While public awareness of the damaging effects of ultraviolet light from the sun and tanning beds has grown, the desire for tanned skin persists, especially in teens. The American cancer society reported one third of white American women aged 18-25 engaged in indoor tanning, so it is no surprise that the rate of melanoma is six times higher in young adults than it was 40 years ago. In 2009 the International Agency for research on cancer added UV radiation from tanning beds to its list of the most dangerous forms of cancer-causing radiation. Just one tanning session raises melanoma risk by 20%, and those who started tanning before the age of 35 increase their risk by 90%.

What Is A Tan?

Ultraviolet rays damage skin cells’ DNA, prompting the skin cells in the top layer of skin to produce more pigment to protect itself from further damage. Therefore, there is no such thing as a safe suntan from the sun, even if you are wearing sunscreen, as a real tan is a sign that DNA damage has already occurred.

What Is The Safe Alternate To A Tanning Bed?

The simple answer is a sunless tanner. Before you suffer flashbacks of Cheeto stains streaking your legs, we have some good news for you. Sunless tanners have made wonderful advancements since the 80s when they were notorious for producing unrealistic color, not to mention orange streaked palms.

What Is A Sunless Tan?

The color from most sunless tanners comes from the ingredient dihydroxyacetone (DHA), a simple carbohydrate, and is approved for use by the FDA. It is much safer than a tan from cancer causing tanning booths. Unlike UV light, DHA does not penetrate beyond the protective outermost layer of dead skin cells.

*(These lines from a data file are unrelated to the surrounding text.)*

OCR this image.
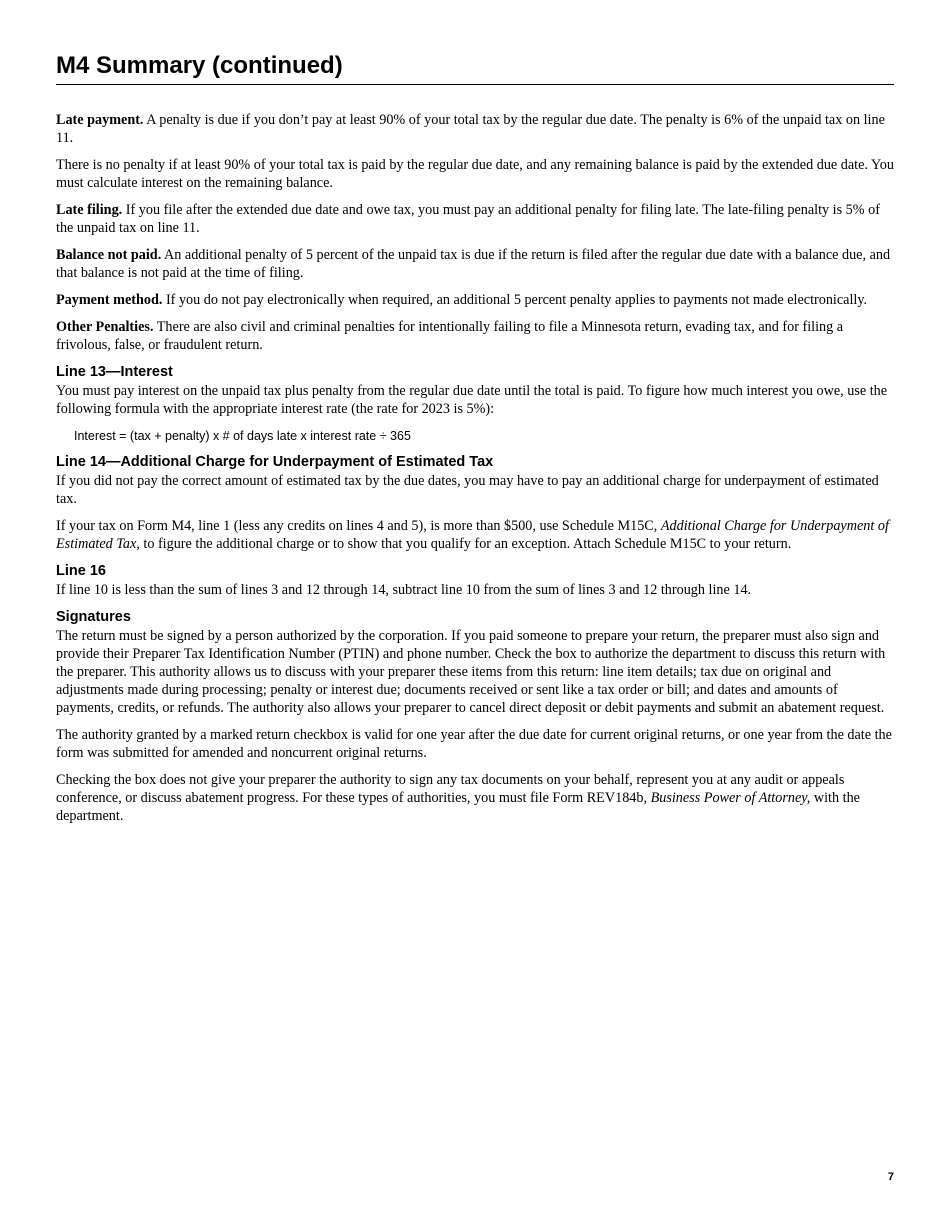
M4 Summary (continued)

Late payment. A penalty is due if you don’t pay at least 90% of your total tax by the regular due date. The penalty is 6% of the unpaid tax on line 11.

There is no penalty if at least 90% of your total tax is paid by the regular due date, and any remaining balance is paid by the extended due date. You must calculate interest on the remaining balance.

Late filing. If you file after the extended due date and owe tax, you must pay an additional penalty for filing late. The late-filing penalty is 5% of the unpaid tax on line 11.

Balance not paid. An additional penalty of 5 percent of the unpaid tax is due if the return is filed after the regular due date with a balance due, and that balance is not paid at the time of filing.

Payment method. If you do not pay electronically when required, an additional 5 percent penalty applies to payments not made electronically.

Other Penalties. There are also civil and criminal penalties for intentionally failing to file a Minnesota return, evading tax, and for filing a frivolous, false, or fraudulent return.

Line 13—Interest

You must pay interest on the unpaid tax plus penalty from the regular due date until the total is paid. To figure how much interest you owe, use the following formula with the appropriate interest rate (the rate for 2023 is 5%):

Interest = (tax + penalty) x # of days late x interest rate ÷ 365
Line 14—Additional Charge for Underpayment of Estimated Tax

If you did not pay the correct amount of estimated tax by the due dates, you may have to pay an additional charge for underpayment of estimated tax.

If your tax on Form M4, line 1 (less any credits on lines 4 and 5), is more than $500, use Schedule M15C, Additional Charge for Underpayment of Estimated Tax, to figure the additional charge or to show that you qualify for an exception. Attach Schedule M15C to your return.

Line 16

If line 10 is less than the sum of lines 3 and 12 through 14, subtract line 10 from the sum of lines 3 and 12 through line 14.

Signatures

The return must be signed by a person authorized by the corporation. If you paid someone to prepare your return, the preparer must also sign and provide their Preparer Tax Identification Number (PTIN) and phone number. Check the box to authorize the department to discuss this return with the preparer. This authority allows us to discuss with your preparer these items from this return: line item details; tax due on original and adjustments made during processing; penalty or interest due; documents received or sent like a tax order or bill; and dates and amounts of payments, credits, or refunds. The authority also allows your preparer to cancel direct deposit or debit payments and submit an abatement request.

The authority granted by a marked return checkbox is valid for one year after the due date for current original returns, or one year from the date the form was submitted for amended and noncurrent original returns.

Checking the box does not give your preparer the authority to sign any tax documents on your behalf, represent you at any audit or appeals conference, or discuss abatement progress. For these types of authorities, you must file Form REV184b, Business Power of Attorney, with the department.

7
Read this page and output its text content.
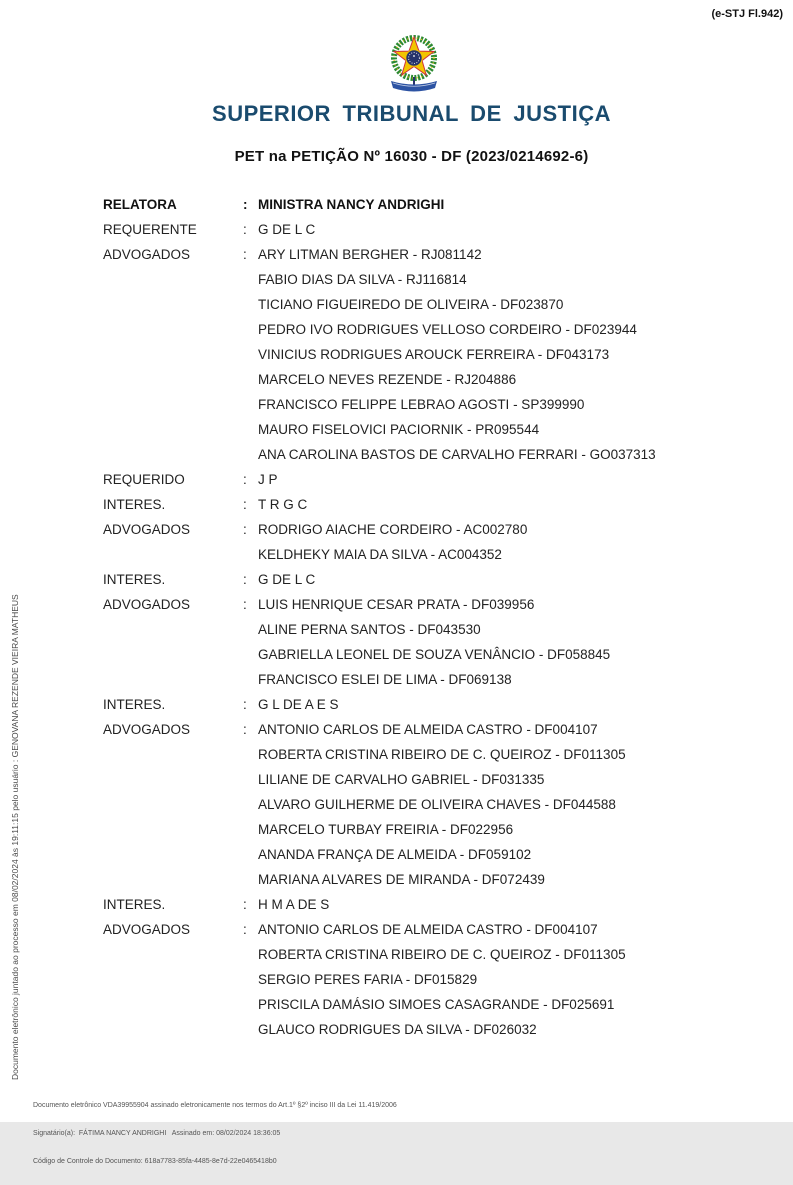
(e-STJ Fl.942)
SUPERIOR TRIBUNAL DE JUSTIÇA
PET na PETIÇÃO Nº 16030 - DF (2023/0214692-6)
RELATORA	: MINISTRA NANCY ANDRIGHI
REQUERENTE	: G DE L C
ADVOGADOS	: ARY LITMAN BERGHER - RJ081142
FABIO DIAS DA SILVA - RJ116814
TICIANO FIGUEIREDO DE OLIVEIRA - DF023870
PEDRO IVO RODRIGUES VELLOSO CORDEIRO - DF023944
VINICIUS RODRIGUES AROUCK FERREIRA - DF043173
MARCELO NEVES REZENDE - RJ204886
FRANCISCO FELIPPE LEBRAO AGOSTI - SP399990
MAURO FISELOVICI PACIORNIK - PR095544
ANA CAROLINA BASTOS DE CARVALHO FERRARI - GO037313
REQUERIDO	: J P
INTERES.	: T R G C
ADVOGADOS	: RODRIGO AIACHE CORDEIRO - AC002780
KELDHEKY MAIA DA SILVA - AC004352
INTERES.	: G DE L C
ADVOGADOS	: LUIS HENRIQUE CESAR PRATA - DF039956
ALINE PERNA SANTOS - DF043530
GABRIELLA LEONEL DE SOUZA VENÂNCIO - DF058845
FRANCISCO ESLEI DE LIMA - DF069138
INTERES.	: G L DE A E S
ADVOGADOS	: ANTONIO CARLOS DE ALMEIDA CASTRO - DF004107
ROBERTA CRISTINA RIBEIRO DE C. QUEIROZ - DF011305
LILIANE DE CARVALHO GABRIEL - DF031335
ALVARO GUILHERME DE OLIVEIRA CHAVES - DF044588
MARCELO TURBAY FREIRIA - DF022956
ANANDA FRANÇA DE ALMEIDA - DF059102
MARIANA ALVARES DE MIRANDA - DF072439
INTERES.	: H M A DE S
ADVOGADOS	: ANTONIO CARLOS DE ALMEIDA CASTRO - DF004107
ROBERTA CRISTINA RIBEIRO DE C. QUEIROZ - DF011305
SERGIO PERES FARIA - DF015829
PRISCILA DAMÁSIO SIMOES CASAGRANDE - DF025691
GLAUCO RODRIGUES DA SILVA - DF026032
Documento eletrônico juntado ao processo em 08/02/2024 às 19:11:15 pelo usuário : GENOVANA REZENDE VIEIRA MATHEUS

Documento eletrônico VDA39955904 assinado eletronicamente nos termos do Art.1º §2º inciso III da Lei 11.419/2006

Signatário(a):  FÁTIMA NANCY ANDRIGHI   Assinado em: 08/02/2024 18:36:05

Código de Controle do Documento: 618a7783-85fa-4485-8e7d-22e0465418b0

The only concern about self-tanners, comes from the sprays, and relates to the risk of inhalation and ingestion, which is not recommended. For those using spray tanning products, it is important to wear protective gear for the mouth, eyes, and nose to protect the mucous membranes.

DHA, which is simply a sugar molecule that bronzes the top layer of skin, can be found in all forms of self-tanners including creams, lotions, sprays, aerosols, and wipes. The browning effect occurs within a few hours and the effect is temporary, lasting 5-10 days as the skin naturally sloughs off. Antioxidants such as caffeic acid phenethyl ester (CAPE) may be added as well to lessen the orange yellow color to achieve a more natural tone. I personally use these products and recommend them to my patients as a safe alternative to traditional tanning. Self-tanners provide some minimal protection from the sun but should be used in conjunction with broad spectrum sunscreen.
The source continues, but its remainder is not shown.